A Portland naturopath's unexpected aid work in Nepal
By Elizabeth Hayes
on May 20, 2015, 12:32pm
Dr. Erin Moore, a recent graduate of the National College of Natural Medicine in Portland, found herself at the center of an international news story this spring.
Moore was in Karmidanda, a Himalayan village in central Nepal, working on a community project and living with her “adopted” family. Then on April 25, she was on her way to Kathmandu when the ground starting shaking.
“We went around a bend in the river valley and looked up to where villages are and just saw clouds of dust,” Moore said in an interview today from Karmidanda.
Dr. Erin Moore, Nat Willis and the Neupane family reunited after the earthquake, upon Nat and the Neupane daughter's arrival from Kathmandu.
She quickly returned on foot to the village, only to find all but two of the 75 homes destroyed and most of the livestock killed. Altogether, the 7.8-magnitude quake cost 8,000 people their lives, flattened numerous villages and triggered an avalanche on Mount Everest that killed at least 19.
Four weeks later, the situation has stabilized in Karmidanda, but Moore is staying on a bit longer to help the village return to normal. Then she’ll continue to help solicit donations, even when she returns to her medical practice in Portland.
“I never expected to be in this situation,” she said. “I know I’m in the right place at right time and feel privileged to be able to help and grateful I have a home that is standing to go back to.”
Moore graduated in June from NCNM, then in March headed to Nepal, where she had worked on community development and medical projects off and on since 2009. This time, she was there to facilitate a “participatory rural assessment,” a process whereby a community prioritizes problems and designs solutions, she said.
When the earthquake hit, Moore was pushed into an unfamiliar role for a naturopath, as a first responder.

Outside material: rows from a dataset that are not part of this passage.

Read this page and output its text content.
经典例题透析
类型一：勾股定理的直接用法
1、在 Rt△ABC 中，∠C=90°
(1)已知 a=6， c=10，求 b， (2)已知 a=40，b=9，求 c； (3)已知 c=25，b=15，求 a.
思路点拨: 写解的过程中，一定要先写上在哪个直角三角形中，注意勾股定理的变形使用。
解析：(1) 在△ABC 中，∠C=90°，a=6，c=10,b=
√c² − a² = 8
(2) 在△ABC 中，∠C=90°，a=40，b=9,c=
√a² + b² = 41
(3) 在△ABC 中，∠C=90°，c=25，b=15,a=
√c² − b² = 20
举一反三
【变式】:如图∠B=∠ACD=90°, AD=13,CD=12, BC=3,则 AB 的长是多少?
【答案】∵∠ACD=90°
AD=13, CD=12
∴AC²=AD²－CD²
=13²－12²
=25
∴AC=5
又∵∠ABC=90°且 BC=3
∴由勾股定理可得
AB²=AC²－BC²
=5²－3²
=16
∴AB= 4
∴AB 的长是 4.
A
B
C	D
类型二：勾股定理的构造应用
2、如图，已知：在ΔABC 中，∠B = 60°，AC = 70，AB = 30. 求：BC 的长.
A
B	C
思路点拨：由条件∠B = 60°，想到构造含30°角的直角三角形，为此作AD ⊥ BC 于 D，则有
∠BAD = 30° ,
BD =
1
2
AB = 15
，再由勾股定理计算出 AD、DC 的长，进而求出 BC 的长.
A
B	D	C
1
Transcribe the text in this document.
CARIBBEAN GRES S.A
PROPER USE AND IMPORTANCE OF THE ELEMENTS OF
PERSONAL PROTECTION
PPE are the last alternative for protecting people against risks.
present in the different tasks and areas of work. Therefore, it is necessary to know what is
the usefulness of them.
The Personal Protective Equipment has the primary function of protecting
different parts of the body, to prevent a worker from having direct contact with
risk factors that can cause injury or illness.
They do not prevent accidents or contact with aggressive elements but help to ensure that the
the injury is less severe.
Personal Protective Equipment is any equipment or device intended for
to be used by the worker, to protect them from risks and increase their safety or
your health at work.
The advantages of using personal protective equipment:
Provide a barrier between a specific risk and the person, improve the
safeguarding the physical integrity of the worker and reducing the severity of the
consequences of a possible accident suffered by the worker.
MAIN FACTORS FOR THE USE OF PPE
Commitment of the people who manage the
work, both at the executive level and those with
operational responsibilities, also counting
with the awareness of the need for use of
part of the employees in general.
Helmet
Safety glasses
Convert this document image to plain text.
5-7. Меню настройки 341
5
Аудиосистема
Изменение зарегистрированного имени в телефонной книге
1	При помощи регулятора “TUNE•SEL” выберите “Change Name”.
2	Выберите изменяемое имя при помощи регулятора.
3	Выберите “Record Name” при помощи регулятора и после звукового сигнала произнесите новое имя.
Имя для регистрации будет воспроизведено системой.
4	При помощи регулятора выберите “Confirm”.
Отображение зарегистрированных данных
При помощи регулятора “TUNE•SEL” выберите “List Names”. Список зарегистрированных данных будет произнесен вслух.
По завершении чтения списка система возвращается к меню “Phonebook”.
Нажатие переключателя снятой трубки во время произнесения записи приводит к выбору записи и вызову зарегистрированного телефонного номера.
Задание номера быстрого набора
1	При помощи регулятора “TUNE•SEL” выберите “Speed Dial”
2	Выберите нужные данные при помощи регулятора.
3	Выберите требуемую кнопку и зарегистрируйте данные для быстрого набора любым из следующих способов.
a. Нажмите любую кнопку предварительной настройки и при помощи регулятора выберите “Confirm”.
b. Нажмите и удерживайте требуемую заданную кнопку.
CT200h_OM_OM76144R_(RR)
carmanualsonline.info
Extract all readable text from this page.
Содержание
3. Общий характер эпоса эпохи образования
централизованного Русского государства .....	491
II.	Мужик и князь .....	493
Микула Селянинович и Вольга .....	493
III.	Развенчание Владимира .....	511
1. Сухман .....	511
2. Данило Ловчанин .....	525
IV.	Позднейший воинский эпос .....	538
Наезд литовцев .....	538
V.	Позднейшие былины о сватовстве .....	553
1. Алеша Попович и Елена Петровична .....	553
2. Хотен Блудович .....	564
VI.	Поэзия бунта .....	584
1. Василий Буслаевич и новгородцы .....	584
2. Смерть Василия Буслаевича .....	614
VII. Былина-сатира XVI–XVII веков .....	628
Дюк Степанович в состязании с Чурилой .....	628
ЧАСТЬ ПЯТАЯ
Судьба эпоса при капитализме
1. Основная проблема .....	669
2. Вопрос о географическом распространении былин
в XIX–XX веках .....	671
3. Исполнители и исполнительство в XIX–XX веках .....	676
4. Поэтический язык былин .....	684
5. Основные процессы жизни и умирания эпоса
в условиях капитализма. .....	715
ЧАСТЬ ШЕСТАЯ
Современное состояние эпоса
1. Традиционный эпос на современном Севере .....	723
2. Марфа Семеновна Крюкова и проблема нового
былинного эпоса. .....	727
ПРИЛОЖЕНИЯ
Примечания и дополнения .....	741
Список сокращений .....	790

“I had a first aid kit on me and homeopathic remedies,” she said. Otherwise, her supplies were destroyed, as were most in the village. Within the first 24 hours, 33 people in the area died. One girl who was pulled out of the rubble with two broken arms was taken to a hospital that is a four-hour walk from the Karmidanda.
Moore used local plants to stop another victim’s bleeding.
“That’s where my naturopathic education came in handy,” she said.
She bounced back and forth between a camp for those displaced from their homes and the shelter she made. Her boyfriend, Nat Willis, was able to fly to Nepal with a tent and more emergency supplies.
“There are so many needs,” Moore said. “In the beginning, it was really overwhelming.”
Dr. Erin Moore, right, shows women in the village of Karmidanda how to use water filters.
She decided to focus on securing clean water, which she was able to accomplish with help from a Christian organization from Montana that supplied filters. She’s also providing medical care, making sure basic needs are met before the monsoon season hits in early June.
“With the new cracks in the earth, it makes the entire country much more prone to landslides than in the past,” Moore said.
She’s also gotten back to the original project of devising the community action plan before she returns to Portland.
“Once the community comes together and articulates what it needs, I’d be most useful raising the funds to support them in doing that,” she said. “It’s been a trying time. For the most part, feeling grounded and optimistic.”